Quali scenari potremmo prevedere per il futuro?
Uno scenario di disgregazione e ricomposizione secondo delle faglie di carattere antropologico, confessionale e etnico. Quelle linee disegnate sulla sabbia alla fine della Prima Guerra Mondiale che hanno tenuto assieme realtà così diverse sono destinate a scomparire.
Quali saranno i nuovi equilibri?
Dipende da come gli attori in gioco in questo momento – Turchia, Arabia Saudita e Iran – modelleranno i loro rapporti nel prossimo futuro. Da lì capiremo quali nuovi stati si andranno a comporre e che tipo di alleanze si andranno a definire.

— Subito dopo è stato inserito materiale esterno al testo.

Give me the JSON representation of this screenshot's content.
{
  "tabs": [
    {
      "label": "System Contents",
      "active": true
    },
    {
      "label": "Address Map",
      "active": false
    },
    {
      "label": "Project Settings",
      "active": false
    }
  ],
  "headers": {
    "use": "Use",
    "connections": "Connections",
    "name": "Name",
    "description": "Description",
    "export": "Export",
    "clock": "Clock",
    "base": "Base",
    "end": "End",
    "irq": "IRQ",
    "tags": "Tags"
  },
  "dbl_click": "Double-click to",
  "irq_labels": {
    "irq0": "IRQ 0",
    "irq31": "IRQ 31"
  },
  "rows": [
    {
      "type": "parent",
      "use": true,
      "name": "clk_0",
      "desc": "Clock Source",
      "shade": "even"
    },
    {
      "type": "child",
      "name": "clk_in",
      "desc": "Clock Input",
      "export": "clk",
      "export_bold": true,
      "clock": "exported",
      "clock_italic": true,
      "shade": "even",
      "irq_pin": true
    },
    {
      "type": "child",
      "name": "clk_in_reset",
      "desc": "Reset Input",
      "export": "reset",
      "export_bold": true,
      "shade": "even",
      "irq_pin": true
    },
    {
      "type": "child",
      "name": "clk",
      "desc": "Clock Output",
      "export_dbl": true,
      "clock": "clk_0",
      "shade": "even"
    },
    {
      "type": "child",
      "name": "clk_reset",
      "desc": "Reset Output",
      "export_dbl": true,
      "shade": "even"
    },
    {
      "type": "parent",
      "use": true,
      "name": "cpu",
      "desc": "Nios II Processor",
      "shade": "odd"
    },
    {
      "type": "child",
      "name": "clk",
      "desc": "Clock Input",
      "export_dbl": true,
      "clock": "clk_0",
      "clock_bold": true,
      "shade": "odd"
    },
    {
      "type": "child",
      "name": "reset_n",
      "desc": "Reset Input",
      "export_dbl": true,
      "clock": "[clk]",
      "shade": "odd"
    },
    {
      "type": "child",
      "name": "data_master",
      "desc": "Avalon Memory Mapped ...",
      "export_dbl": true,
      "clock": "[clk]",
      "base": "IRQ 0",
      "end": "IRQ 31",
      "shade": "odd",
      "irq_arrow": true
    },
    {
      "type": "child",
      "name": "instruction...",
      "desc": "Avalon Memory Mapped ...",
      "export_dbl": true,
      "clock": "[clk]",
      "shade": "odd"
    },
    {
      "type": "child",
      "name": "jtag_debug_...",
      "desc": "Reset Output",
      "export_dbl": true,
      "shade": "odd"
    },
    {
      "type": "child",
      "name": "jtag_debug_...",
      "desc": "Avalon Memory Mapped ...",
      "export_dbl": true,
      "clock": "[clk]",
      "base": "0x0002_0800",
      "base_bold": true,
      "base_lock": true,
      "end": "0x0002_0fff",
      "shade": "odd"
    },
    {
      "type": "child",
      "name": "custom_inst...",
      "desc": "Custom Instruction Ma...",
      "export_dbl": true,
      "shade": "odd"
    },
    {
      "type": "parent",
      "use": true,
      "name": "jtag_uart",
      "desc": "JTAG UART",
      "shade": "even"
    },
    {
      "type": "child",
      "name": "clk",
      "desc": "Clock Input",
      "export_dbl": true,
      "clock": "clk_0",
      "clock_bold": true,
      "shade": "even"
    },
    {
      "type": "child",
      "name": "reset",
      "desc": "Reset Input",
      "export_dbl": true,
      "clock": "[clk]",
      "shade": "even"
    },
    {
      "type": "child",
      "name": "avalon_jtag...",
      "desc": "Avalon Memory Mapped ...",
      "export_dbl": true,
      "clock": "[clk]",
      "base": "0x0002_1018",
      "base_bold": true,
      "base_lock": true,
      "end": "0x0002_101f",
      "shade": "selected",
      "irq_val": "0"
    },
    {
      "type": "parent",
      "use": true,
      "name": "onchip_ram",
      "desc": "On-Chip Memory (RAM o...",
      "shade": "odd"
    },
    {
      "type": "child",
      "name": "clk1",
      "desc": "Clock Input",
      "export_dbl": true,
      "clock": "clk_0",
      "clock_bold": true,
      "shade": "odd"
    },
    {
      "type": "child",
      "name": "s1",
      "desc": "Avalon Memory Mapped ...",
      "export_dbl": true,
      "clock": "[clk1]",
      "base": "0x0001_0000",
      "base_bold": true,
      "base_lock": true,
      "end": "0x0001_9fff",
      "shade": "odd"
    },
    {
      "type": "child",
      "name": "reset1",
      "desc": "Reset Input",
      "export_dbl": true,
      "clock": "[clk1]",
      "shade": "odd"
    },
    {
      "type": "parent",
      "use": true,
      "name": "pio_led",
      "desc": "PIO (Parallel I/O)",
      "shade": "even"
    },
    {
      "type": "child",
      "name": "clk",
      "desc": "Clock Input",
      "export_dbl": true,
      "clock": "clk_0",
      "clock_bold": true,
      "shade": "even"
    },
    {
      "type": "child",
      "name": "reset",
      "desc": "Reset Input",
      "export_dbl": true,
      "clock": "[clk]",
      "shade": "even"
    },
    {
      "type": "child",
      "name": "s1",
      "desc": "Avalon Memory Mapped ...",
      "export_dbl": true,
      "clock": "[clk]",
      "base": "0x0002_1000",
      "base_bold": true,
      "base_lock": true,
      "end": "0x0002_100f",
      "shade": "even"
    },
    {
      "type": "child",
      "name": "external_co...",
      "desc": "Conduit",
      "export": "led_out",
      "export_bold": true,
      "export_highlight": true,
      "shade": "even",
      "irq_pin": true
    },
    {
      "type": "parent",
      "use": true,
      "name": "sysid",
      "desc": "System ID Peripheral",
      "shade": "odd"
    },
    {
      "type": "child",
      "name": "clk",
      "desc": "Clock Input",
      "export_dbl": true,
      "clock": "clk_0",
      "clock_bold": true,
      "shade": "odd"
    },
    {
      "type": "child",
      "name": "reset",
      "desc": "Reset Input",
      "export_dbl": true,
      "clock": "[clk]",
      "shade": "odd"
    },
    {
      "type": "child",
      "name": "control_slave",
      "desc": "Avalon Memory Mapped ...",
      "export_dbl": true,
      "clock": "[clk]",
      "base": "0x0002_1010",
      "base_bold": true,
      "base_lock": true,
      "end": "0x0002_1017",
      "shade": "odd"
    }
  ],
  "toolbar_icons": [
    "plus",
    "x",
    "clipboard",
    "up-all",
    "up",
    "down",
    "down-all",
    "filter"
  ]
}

Ogni impero ha un baricentro politico. Qual è quello immaginato da Isis, La Mecca, Damasco, Gerusalemme?
Banalizzo. Non è stato ancora deciso. Non si capisce ancora dove si vuole arrivare. Ciò detto il progetto del Califfato è un progetto politico. E’ proprio la restaurazione del Califfato il punto di continuità con Al-Qaeda, differenze invece sono la forte la forte territorializzazione, la capacità attrattiva dei Foreign Fighters, la forte connotazione sunnita contro quella sciita che Al-Qaeda non mostrava in modo così marcato. Quello del califfato è progetto che può essere esteso a confini molto ampi. Nei proclami si estende da Roma all’Afghanistan, dove può arrivare questo è da testare.

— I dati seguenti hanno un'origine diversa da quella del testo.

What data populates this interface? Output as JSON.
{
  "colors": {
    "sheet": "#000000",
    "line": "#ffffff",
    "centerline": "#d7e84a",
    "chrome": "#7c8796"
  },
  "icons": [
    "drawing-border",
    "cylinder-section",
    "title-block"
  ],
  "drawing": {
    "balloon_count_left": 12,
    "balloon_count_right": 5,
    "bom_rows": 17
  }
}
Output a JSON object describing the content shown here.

Il fenomeno Isis sembra ribaltare la classica visione geopolitica immaginata dalla cultura islamica…
Il tentativo di trasformare la teologia in un processo di formazione statale è senza precedenti. Ci sono due aspetti da sottolineare, la divisione manichea del mondo e la capacità di essere attrattivi per i foreign fighters e dire “è qui la terra dell’Islam, è qui la terra della pace”. E’ qui che dovrete immigrare. Allo stesso tempo il progetto prevedere la destabilizzazione di quella che non è la terra d’Islam, e farlo da dentro. Dove c’è una comunità può essere lì il nucleo di qualcosa o qualcuno che si attiva. È stato significativo che nei giorni in cui è stato più alto il picco delle immigrazioni dalla Siria, lo Stato Islamico ha diffuso comunicati stampa ufficiali dicendo: attenzione commettete peccato se lasciate lo Stato Islamico e andate a cercare fortuna altrove. La perdita di manodopera per un progetto politico così ambizioso, e così fragile, è fondamentale. Fino a oggi il saldo è stato positivo, per ogni gerarca ucciso da un drone americano, vi sono stati migliaia di arrivi all’interno di quel territorio. L’emorragia in uscita delle scorse settimane sono iniziate le preoccupazione. Il tema del consenso resta un tema fondamentale. Bisogna sempre attrarre e mai portare fuori.